Do you want to be lucky? Not just win the lottery lucky, but lucky in everything important to you: your relationships, career and finances, and mental and physical health. Now you can be as lucky as you want to be based on recent findings in the psychology of luck.

In his ten-year scientific study on luck, psychologist Richard Wiseman from the University of Hertfordshire, examined the characteristics of exceptionally lucky and exceptionally unlucky people. In his research, Weisman found that unlucky people like Patricia, a twenty-year-old airline worker, always seem to attract accidents, bad relationships, and unfortunate circumstances. On the other hand, lucky people like Jessica, a forty-two-year-old forensic scientist, always seem to meet the right people--at chance meetings--and end up achieving their lifelong dreams, with seemingly little effort or strain.

How can you become an extraordinary lucky person? Wiseman points to four personality characteristics or habits you can develop to increase your good luck considerably:

*Create and Notice Chance Opportunities

Lucky people are always open to meeting new people and encountering new opportunities for learning and growth. For example, they are more likely to go to social events where they don’t know people (even if they are the more reclusive Introvert type) because they’re aware they could meet someone helpful or learn something valuable
at the next party they attend.

Wiseman did a clever study to test the Opportunities Recognition trait. He asked lucky and unlucky people to read a newspaper and tell him how many photographs were inside. On average, the people classified as unlucky in the study took two minutes to count the photographs, while those rated as high in luck took just a few seconds. Why? The second page of the newspaper had the message in large bold print, “Stop counting--there are 43 photographs in the newspaper.” The lucky people immediately spotted the message and stopped counting, while the unlucky people were so concerned with looking for the photographs that they missed the obvious message.

*Be Relaxed and Flexible; Use Your Intuition

Unlucky people are often more tense and anxious than lucky people. Unlucky people try to analyze everything and worry about missing something and making a mistake. Lucky people are more relaxed, confident, and listen to their intuition--their holistic sense of what is right and wrong for them. Unlucky people miss the right opportunities because they are too focused on looking for something else. An unlucky single person, for example, may go to parties obsessed with finding Mr. or Ms. Right, while the lucky person goes to make friends and have a good time. Often, the lucky person ends up meeting a soul mate--someone’s daughter, mother, sister, brother, co-worker, or friend--through the new acquaintances made at the party.

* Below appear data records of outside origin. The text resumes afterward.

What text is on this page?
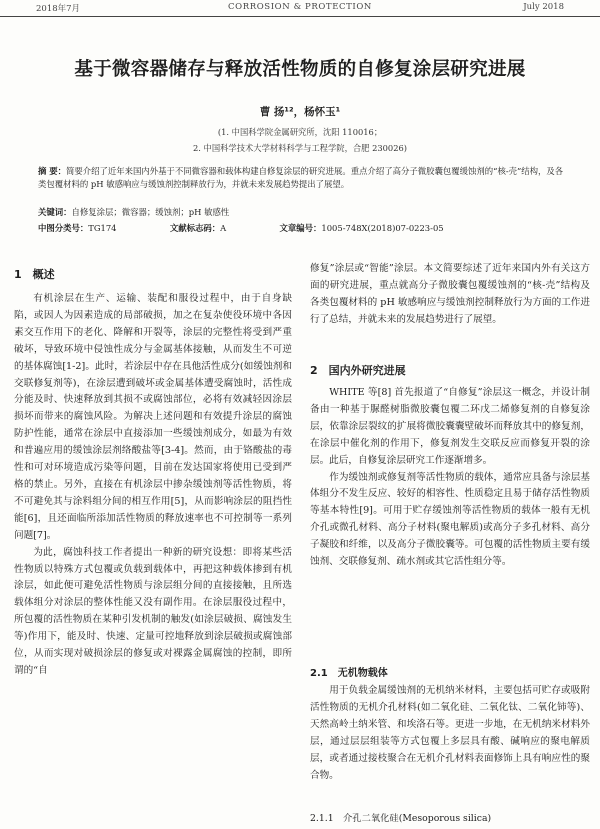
2018年7月	CORROSION & PROTECTION	July 2018
基于微容器储存与释放活性物质的自修复涂层研究进展
曹 扬¹²，杨怀玉¹
(1. 中国科学院金属研究所，沈阳 110016；
2. 中国科学技术大学材料科学与工程学院，合肥 230026)
摘 要：简要介绍了近年来国内外基于不同微容器和载体构建自修复涂层的研究进展。重点介绍了高分子微胶囊包覆缓蚀剂的“核-壳”结构，及各类包覆材料的 pH 敏感响应与缓蚀剂控制释放行为，并就未来发展趋势提出了展望。
关键词：自修复涂层；微容器；缓蚀剂；pH 敏感性
中图分类号：TG174	文献标志码：A	文章编号：1005-748X(2018)07-0223-05
1　概述

有机涂层在生产、运输、装配和服役过程中，由于自身缺陷，或因人为因素造成的局部破损，加之在复杂使役环境中各因素交互作用下的老化、降解和开裂等，涂层的完整性将受到严重破坏，导致环境中侵蚀性成分与金属基体接触，从而发生不可逆的基体腐蚀[1-2]。此时，若涂层中存在具他活性成分(如缓蚀剂和交联修复剂等)，在涂层遭到破坏或金属基体遭受腐蚀时，活性成分能及时、快速释放到其损不或腐蚀部位，必将有效减轻因涂层损坏而带来的腐蚀风险。为解决上述问题和有效提升涂层的腐蚀防护性能，通常在涂层中直接添加一些缓蚀剂成分，如最为有效和普遍应用的缓蚀涂层剂络酸盐等[3-4]。然而，由于铬酸盐的毒性和可对环境造成污染等问题，目前在发达国家将使用已受到严格的禁止。另外，直接在有机涂层中掺杂缓蚀剂等活性物质，将不可避免其与涂料组分间的相互作用[5]，从而影响涂层的阻挡性能[6]，且还面临所添加活性物质的释放速率也不可控制等一系列问题[7]。

为此，腐蚀科技工作者提出一种新的研究设想：即将某些活性物质以特殊方式包覆或负载到载体中，再把这种载体掺到有机涂层，如此便可避免活性物质与涂层组分间的直接接触，且所选载体组分对涂层的整体性能又没有副作用。在涂层服役过程中，所包覆的活性物质在某种引发机制的触发(如涂层破损、腐蚀发生等)作用下，能及时、快速、定量可控地释放到涂层破损或腐蚀部位，从而实现对破损涂层的修复或对裸露金属腐蚀的控制，即所谓的“自

修复”涂层或“智能”涂层。本文简要综述了近年来国内外有关这方面的研究进展，重点就高分子微胶囊包覆缓蚀剂的“核-壳”结构及各类包覆材料的 pH 敏感响应与缓蚀剂控制释放行为方面的工作进行了总结，并就未来的发展趋势进行了展望。

2　国内外研究进展

WHITE 等[8] 首先报道了“自修复”涂层这一概念，并设计制备由一种基于脲醛树脂微胶囊包覆二环戊二烯修复剂的自修复涂层，依靠涂层裂纹的扩展将微胶囊囊壁破坏而释放其中的修复剂，在涂层中催化剂的作用下，修复剂发生交联反应而修复开裂的涂层。此后，自修复涂层研究工作逐渐增多。

作为缓蚀剂或修复剂等活性物质的载体，通常应具备与涂层基体组分不发生反应、较好的相容性、性质稳定且易于储存活性物质等基本特性[9]。可用于贮存缓蚀剂等活性物质的载体一般有无机介孔或微孔材料、高分子材料(聚电解质)或高分子多孔材料、高分子凝胶和纤维，以及高分子微胶囊等。可包覆的活性物质主要有缓蚀剂、交联修复剂、疏水剂或其它活性组分等。

2.1　无机物载体

用于负载金属缓蚀剂的无机纳米材料，主要包括可贮存或吸附活性物质的无机介孔材料(如二氧化硅、二氧化钛、二氧化铈等)、天然高岭土纳米管、和埃洛石等。更进一步地，在无机纳米材料外层，通过层层组装等方式包覆上多层具有酸、碱响应的聚电解质层，或者通过接枝聚合在无机介孔材料表面修饰上具有响应性的聚合物。

2.1.1　介孔二氧化硅(Mesoporous silica)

*Change Things Up:/Do Things Differently

Many of us are creatures of habit. We take the same route to work every day; talk to the same people about the same things. Lucky people, on the other hand, believe that changing their daily routine--even a little bit--can help trigger positive and creative changes in other parts of their lives. In Wiseman’s study, for example, one high luck person would change his route to work before he made an important decision. This small deviation got him out of his thinking rut and opened up some creative alternatives. Another lucky person wanted to change the type of people she met at social events, so she played a game with herself. She would think of a common color before he arrived at the party, and then would only talk to people who had that same color clothing: people in black, or those wearing red, for example. In this way, she opened himself up to meeting entirely different people, and she ended up meeting her current business partner.

Develop “It Could Have Been Worse” Thinking For Bad Circumstances

According to Wiseman, lucky people tend to use “counterfactual thinking” to soften the blow of bad circumstances which sometimes occur in their lives. Counterfactual thinking refers to thinking about what could have happened (for example, the worst possible outcome) instead of what actually did happen. In one interesting study, Wiseman asked lucky and unlucky people to imagine that they were in a bank when an armed robber entered and fired a shot that injured them in the arm. Weisman asked the participants if this event was lucky or unlucky. People in the study who were classified as unlucky said it was enormously unlucky that they just happened to be in the bank during the robbery. People classified as lucky viewed the situation as being far luckier: “At least I wasn’t shot in the head and killed.” Lucky people in the study also had a more optimistic take on the situation than unlucky people: “Maybe I can sell the story to the newspaper.” Thus, the lucky people had a more positive, optimistic, and even grateful perception of what happened to them than the unlucky people who were often more negative, pessimistic, and regretful.

As you can see from the research findings, luck can be made or created. You don’t have to be born lucky, or rely on some unknown force to be luckier. You can enhance your luck quotient just by making a few small changes in your everyday habits and approach to life. With greater luck, you will choose the right mate, friends, acquaintances, and business partners. You will make the right investments, and spend time on the best activities, goals, plans, and strategies for you. You will be happier, healthier, richer, and wiser if you just change a few elements of your personality. Before long you will create a closer and more intimate relationship with that charming and alluring companion who can grant the dreams of your heart: Happy-go Lucky Luck.